Toutefois, malgré une avancée de certains pays Africains par rapport à d’autres nous retrouvons des défis communs dans ces pays et au Maroc, précise l’expert. 

Pour ce dernier, le premier est : le manque de régulation claire ou une supervision trop stricte entrave parfois l’innovation et la flexibilité des IMF. Le deuxième est le manque d’infrastructure dans la zone rurale, limitant l’expansion du secteur et en dernier, le défi majeur qui est le manque de sensibilisation et de formation des populations sur les services financiers disponibles.
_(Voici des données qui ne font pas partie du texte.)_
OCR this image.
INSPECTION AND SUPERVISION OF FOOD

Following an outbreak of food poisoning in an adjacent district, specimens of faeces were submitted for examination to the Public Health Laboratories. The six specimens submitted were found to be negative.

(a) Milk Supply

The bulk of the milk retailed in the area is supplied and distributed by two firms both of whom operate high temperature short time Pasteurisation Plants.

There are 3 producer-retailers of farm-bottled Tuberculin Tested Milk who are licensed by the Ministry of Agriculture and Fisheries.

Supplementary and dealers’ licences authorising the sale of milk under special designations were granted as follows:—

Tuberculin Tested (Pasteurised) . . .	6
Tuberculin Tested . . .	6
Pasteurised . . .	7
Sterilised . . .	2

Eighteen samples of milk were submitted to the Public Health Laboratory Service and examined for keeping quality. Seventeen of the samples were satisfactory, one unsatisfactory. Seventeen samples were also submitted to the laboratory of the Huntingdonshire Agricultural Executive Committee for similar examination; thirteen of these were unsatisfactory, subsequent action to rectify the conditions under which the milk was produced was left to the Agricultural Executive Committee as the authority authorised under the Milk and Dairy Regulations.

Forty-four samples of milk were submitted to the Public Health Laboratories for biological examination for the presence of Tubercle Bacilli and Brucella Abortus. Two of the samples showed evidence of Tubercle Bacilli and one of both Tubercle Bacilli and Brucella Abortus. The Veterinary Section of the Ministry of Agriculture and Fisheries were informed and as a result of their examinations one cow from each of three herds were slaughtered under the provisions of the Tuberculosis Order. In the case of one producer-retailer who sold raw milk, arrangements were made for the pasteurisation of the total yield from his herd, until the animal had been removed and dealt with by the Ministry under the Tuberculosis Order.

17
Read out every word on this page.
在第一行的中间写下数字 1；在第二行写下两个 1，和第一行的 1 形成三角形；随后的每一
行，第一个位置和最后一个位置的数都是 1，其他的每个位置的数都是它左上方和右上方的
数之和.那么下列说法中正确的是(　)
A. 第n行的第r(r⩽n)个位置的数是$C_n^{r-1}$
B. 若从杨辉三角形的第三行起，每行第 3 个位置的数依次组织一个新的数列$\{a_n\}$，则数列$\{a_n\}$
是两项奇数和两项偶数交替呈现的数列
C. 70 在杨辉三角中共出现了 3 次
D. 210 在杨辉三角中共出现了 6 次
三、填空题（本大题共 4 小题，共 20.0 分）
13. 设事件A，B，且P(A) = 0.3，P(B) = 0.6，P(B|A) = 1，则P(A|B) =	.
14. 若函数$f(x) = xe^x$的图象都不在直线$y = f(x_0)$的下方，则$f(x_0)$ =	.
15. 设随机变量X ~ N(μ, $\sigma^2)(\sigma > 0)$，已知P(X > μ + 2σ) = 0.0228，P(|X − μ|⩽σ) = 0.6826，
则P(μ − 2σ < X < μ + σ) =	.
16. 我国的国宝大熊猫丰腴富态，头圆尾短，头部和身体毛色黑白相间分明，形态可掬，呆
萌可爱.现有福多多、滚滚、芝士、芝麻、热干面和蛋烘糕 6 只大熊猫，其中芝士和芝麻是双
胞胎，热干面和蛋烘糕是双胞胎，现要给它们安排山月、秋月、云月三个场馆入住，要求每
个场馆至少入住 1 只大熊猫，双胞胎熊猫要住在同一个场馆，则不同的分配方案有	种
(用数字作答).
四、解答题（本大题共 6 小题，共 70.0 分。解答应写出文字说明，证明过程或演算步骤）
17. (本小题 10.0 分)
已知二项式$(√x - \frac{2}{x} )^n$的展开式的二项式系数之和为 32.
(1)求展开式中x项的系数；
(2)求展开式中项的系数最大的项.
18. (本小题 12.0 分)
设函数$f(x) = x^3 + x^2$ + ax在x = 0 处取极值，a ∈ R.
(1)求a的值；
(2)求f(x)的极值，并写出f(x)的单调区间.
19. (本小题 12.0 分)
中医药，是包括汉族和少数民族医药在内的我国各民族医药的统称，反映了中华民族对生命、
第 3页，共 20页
Avis d’expert // Karim Zaitouni,PDG de Sispay et Onepay

Les pistes de relance 
Pour relancer le secteur de la microfinance au Maroc et poursuivre son développement en Afrique, nous disposons de plusieurs axes, en voici quelques-uns. En premier lieu, la technologie est un ’’Game changer’’ qui va accélérer et propager ces services le plus loin possible. Effectivement, les IMF pourraient tirer parti de la digitalisation pour étendre l’accès à la microfinance, en s’inspirant des succès observés en Afrique subsaharienne. Le développement de plateformes de paiement mobile et l’usage des technologies financières pourraient faciliter l’accès aux services dans les zones éloignées.
Créer et développer des partenariats stratégiques avec des acteurs vitaux bien établis dans toutes les zones. Les IMF, tant au Maroc qu’en Afrique, doivent collaborer avec des acteurs locaux, notamment les opérateurs télécoms, les coopératives agricoles et leurs fournisseurs de produits de base, et les grandes entreprises comme les distributeurs d’alimentation générale ou distributeurs de produits d’élevage ou de construction. Cela permettrait de réduire les coûts de transaction et d’élargir la clientèle et se positionner avec ces acteurs pour augmenter le pouvoir d’achat, subventionner un fonds de roulement ou même compléter un projet en pleine évolution.
Enfin, les IMF n’ont pas d’autres choix pour se développer et être compétitifs, que de se diversifier et élargir leur offre au-delà du microcrédit pour inclure des produits comme l’épargne, l’assurance et la micro-assurance, les mini-transferts d’argent sans frais, les paiements chez les petits commerces et d’autres services qui doivent venir en réponse aux besoins spécifiques des zones cibles. Cela rendrait les services plus attractifs et mieux adaptés aux besoins locaux.
Pour terminer, je voudrais vous présenter un projet novateur que j’ai eu l’occasion de suivre. Une entreprise asiatique spécialisée dans la gestion des risques, a développé un système d’évaluation de la solvabilité des particuliers, particulièrement adapté aux marchés émergents. En partenariat avec les opérateurs de téléphonie mobile et les banques africaines, cette entreprise propose des microcrédits flexibles. Grâce à une analyse détaillée des données clients, ces prêts, d’un montant compris entre 50 et 200 dollars, sont rapidement accordés et peuvent être renouvelés.